Wenn ich den SZ-Artikel richtig deute, taugen Statussymbole vor allem zur Selbstüberhöhung. Sie werden zu Machtinstrumenten und dienen nicht ausschließlich der sozialen Differenzierung – sie befeuern soziale Ab- und Ausgrenzung und setzen andere herab. Was sagt das über eine Gesellschaft aus? Noch mehr Haben und weniger Sein? Ich gebe an, also bin ich? Haben wir die Werte der Aufklärung wie Vernunft und rationales Handeln völlig vergessen? 
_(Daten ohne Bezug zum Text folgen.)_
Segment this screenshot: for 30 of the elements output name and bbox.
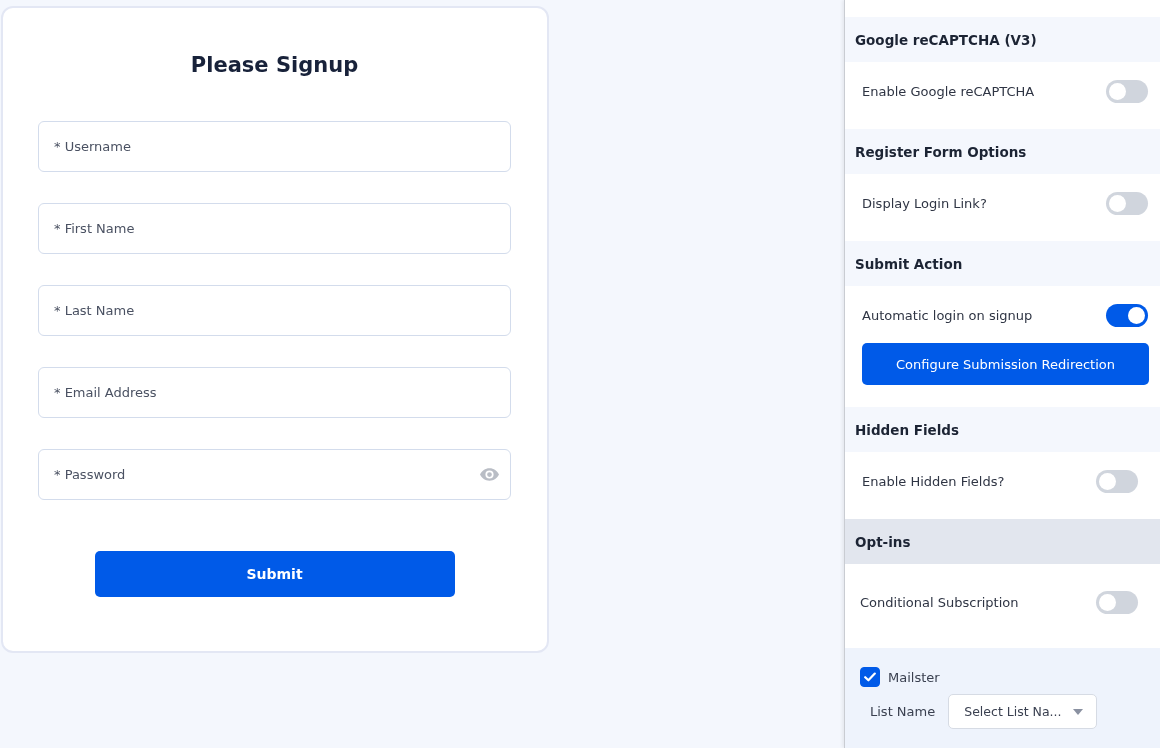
list-select[interactable]: Select List Na...: [948, 694, 1098, 729]
eye-icon[interactable]: [480, 468, 499, 481]
input-field[interactable]: * Username: [38, 121, 511, 172]
section-title: Opt-ins: [855, 533, 911, 550]
setting-label: Conditional Subscription: [860, 595, 1019, 610]
setting-label: Automatic login on signup: [862, 308, 1033, 323]
configure-button[interactable]: Configure Submission Redirection: [862, 343, 1149, 385]
toggle-switch[interactable]: [1096, 591, 1138, 614]
password-field[interactable]: * Password: [38, 449, 511, 500]
input-field[interactable]: * Last Name: [38, 285, 511, 336]
form-title: Please Signup: [190, 52, 359, 79]
section-title: Google reCAPTCHA (V3): [855, 31, 1037, 48]
check-icon: [864, 672, 876, 682]
checkbox[interactable]: [860, 667, 880, 687]
list-label: List Name: [870, 704, 936, 719]
setting-label: Enable Hidden Fields?: [862, 474, 1005, 489]
section-title: Submit Action: [855, 255, 963, 272]
setting-label: Enable Google reCAPTCHA: [862, 84, 1035, 99]
toggle-switch[interactable]: [1106, 192, 1148, 215]
toggle-switch[interactable]: [1106, 80, 1148, 103]
section-title: Hidden Fields: [855, 421, 960, 438]
caret-icon: [1073, 708, 1084, 715]
setting-label: Display Login Link?: [862, 196, 987, 211]
input-field[interactable]: * Email Address: [38, 367, 511, 418]
input-field[interactable]: * First Name: [38, 203, 511, 254]
section-title: Register Form Options: [855, 143, 1027, 160]
provider-label: Mailster: [888, 669, 940, 685]
toggle-switch[interactable]: [1096, 470, 1138, 493]
submit-button[interactable]: Submit: [94, 551, 455, 597]
toggle-switch[interactable]: [1106, 304, 1148, 327]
Vielleicht ist das alles nur folgerichtig und logisch in einer Welt, deren Sinn durch einen ausgeprägten Hang zur Individualität und einen extremen Materialismus zur Geltung kommt. Findet „Die Gesellschaft der Singularitäten“ (Andreas Reckwitz) zu ihren Wir-Werten und zum Respekt des menschlichen Daseins zurück? Jedenfalls liegen vor ihr jede Menge an Problemen, die ihr bei anhaltendem Wegducken schneller auf die Füße fallen werden, als sie ahnt.